Das Basanta Kumar, Paul Sanatan, Mandal Biswajit, Gogoi Pranab, Paul Liton, Saha Ajoy, Johnson Canciyal, Das Akankshya, Ray Archisman, Roy Shreya, Das Gupta Shubhadeep
ICAR-Central Inland Fisheries Research Institute, Barrackpore, Kolkata, 700120, West Bengal, India.
Environ Sci Pollut Res Int. 2025 Feb;32(8):4670-4689. doi: 10.1007/s11356-025-35999-z. Epub 2025 Jan 30.

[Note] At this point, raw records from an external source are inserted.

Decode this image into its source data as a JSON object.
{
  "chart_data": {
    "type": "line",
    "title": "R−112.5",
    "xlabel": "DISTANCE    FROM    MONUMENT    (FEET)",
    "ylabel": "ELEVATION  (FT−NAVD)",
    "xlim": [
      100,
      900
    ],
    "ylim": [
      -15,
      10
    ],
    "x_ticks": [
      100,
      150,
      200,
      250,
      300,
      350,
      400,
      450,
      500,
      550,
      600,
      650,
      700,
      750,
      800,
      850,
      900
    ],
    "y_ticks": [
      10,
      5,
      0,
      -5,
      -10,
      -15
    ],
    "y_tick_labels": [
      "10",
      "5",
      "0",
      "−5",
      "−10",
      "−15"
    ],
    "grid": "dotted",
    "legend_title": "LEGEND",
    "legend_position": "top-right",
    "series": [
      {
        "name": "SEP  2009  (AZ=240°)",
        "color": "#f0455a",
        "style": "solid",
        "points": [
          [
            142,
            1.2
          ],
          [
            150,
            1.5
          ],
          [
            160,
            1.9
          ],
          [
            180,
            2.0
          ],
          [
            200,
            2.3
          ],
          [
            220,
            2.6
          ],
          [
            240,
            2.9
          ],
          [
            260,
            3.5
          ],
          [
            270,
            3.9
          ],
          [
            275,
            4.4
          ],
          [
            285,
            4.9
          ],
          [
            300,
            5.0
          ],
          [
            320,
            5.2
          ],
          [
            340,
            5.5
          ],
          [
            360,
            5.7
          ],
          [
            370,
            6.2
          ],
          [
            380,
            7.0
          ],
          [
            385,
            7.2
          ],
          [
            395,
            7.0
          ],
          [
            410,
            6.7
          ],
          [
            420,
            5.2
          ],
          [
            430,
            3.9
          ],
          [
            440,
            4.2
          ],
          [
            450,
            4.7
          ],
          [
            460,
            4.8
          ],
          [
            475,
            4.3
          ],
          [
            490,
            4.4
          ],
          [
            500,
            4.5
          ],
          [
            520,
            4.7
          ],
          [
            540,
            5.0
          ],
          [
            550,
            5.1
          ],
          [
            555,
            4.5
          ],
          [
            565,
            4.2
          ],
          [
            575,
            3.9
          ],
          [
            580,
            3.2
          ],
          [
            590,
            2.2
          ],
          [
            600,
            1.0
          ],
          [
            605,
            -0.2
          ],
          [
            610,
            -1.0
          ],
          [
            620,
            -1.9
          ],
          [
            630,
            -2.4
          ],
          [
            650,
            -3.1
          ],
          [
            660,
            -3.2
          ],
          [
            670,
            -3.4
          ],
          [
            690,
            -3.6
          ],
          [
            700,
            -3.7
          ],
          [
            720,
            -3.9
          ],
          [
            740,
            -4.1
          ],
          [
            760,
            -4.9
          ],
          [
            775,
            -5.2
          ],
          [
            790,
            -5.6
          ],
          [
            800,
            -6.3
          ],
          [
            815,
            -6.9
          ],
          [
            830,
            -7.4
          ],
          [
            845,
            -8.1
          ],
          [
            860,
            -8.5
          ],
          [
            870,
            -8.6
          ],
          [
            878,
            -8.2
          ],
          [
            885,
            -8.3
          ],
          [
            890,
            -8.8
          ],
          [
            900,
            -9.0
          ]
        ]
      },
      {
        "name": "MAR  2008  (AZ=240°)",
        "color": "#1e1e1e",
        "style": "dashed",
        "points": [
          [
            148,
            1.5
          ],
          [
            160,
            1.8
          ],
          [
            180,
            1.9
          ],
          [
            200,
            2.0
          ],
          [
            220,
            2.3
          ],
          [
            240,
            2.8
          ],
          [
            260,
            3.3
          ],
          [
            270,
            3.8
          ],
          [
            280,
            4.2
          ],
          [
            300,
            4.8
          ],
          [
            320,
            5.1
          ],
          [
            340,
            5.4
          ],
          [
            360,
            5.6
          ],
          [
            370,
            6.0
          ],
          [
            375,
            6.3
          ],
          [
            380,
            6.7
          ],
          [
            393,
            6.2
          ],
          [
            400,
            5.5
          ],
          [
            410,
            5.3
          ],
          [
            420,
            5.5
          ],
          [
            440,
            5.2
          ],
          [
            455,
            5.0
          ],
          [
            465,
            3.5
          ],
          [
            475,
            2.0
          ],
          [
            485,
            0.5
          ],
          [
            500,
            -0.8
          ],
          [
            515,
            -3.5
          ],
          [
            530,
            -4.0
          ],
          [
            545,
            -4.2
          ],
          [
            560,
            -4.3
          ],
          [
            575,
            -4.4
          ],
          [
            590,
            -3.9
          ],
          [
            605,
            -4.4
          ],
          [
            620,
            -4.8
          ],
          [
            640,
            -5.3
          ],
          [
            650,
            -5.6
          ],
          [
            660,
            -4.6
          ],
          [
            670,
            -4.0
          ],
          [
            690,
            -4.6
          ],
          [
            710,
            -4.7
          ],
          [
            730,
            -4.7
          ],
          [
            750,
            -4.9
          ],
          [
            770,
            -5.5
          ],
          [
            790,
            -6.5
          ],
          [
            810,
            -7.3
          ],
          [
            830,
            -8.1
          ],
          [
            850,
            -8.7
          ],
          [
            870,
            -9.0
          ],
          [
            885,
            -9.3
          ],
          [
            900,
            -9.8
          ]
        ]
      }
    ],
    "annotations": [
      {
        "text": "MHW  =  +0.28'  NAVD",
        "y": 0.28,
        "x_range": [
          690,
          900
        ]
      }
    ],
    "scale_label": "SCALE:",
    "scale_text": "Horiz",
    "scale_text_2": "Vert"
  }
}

Nitrate, a highly reactive form of inorganic nitrogen, is commonly found in aquatic environments. Understanding the dynamics of nitrate-N concentration in rivers and its interactions with other water-quality parameters is crucial for effective freshwater ecosystem management. This study uses advanced machine learning models to analyse water quality parameters and predict nitrate-N concentrations in the lower stretch of the Ganga River from the observations of six annual periods (2017 to 2022). The parameters include water temperature, pH, specific conductivity (Sp_Con), dissolved oxygen (DO), nitrate-N, total phosphate (TP), turbidity, biochemical oxygen demand (BOD), silicate, total dissolved solids (TDS), and rainfall. The present study evaluated the predictive performance of five models-Multiple Polynomial Regression (MPR), Generalized Additive Models (GAMs), Decision Tree Regression, Random Forest (RF), and XGBoost (Extreme Gradient Boosting)-using RMSE, MAE, MAPE, NSE and R metrics. XGBoost emerged as the top performer, with an RMSE of 0.024, MAE of 0.018, MAPE of 51.805, NSE of 0.855 and R of 0.85, explaining 85% of the variance in nitrate-N concentrations. Random Forest also demonstrated strong predictive capability, with an RMSE of 0.028, MAE of 0.021, MAPE of 57.272, NSE of 0.804 and R of 0.80. MPR effectively modelled non-linear relationships, explaining 75% of the variance, while Decision Tree Regression and GAMs were less effective, with R values of 0.60 and 0.48, respectively. Variables (BOD, pH, Rainfall, water temperature, and total phosphate) were the best predictors of nitrate-N dynamics. Comparative analysis with previous studies confirmed the robustness of XGBoost and Random Forest in environmental data modelling. The findings highlight the importance of advanced machine learning models in accurately predicting water quality parameters and facilitating proactive management strategies.
硝酸盐是无机氮的一种高反应性形式,在水生环境中普遍存在。了解河流中硝酸盐氮浓度的动态变化及其与其他水质参数的相互作用,对于有效的淡水生态系统管理至关重要。本研究使用先进的机器学习模型,根据六个年度周期(2017年至2022年)的观测数据,分析恒河下游河段的水质参数并预测硝酸盐氮浓度。这些参数包括水温、pH值、电导率(Sp_Con)、溶解氧(DO)、硝酸盐氮、总磷(TP)、浊度、生化需氧量(BOD)、硅酸盐、总溶解固体(TDS)和降雨量。本研究使用均方根误差(RMSE)、平均绝对误差(MAE)、平均绝对百分比误差(MAPE)、纳什效率系数(NSE)和相关系数(R)评估了多元多项式回归(MPR)、广义相加模型(GAMs)、决策树回归、随机森林(RF)和极端梯度提升(XGBoost)这五种模型的预测性能。XGBoost表现最佳,RMSE为0.024,MAE为0.018,MAPE为51.805,NSE为0.855,R为0.85,解释了硝酸盐氮浓度85%的方差。随机森林也显示出很强的预测能力,RMSE为0.028,MAE为0.021,MAPE为57.272,NSE为0.804,R为0.80。MPR有效地模拟了非线性关系,解释了75%的方差,而决策树回归和GAMs的效果较差,R值分别为0.60和0.48。变量(BOD、pH值、降雨量、水温、总磷)是硝酸盐氮动态变化的最佳预测因子。与先前研究的对比分析证实了XGBoost和随机森林在环境数据建模中的稳健性。研究结果突出了先进机器学习模型在准确预测水质参数和促进积极管理策略方面的重要性。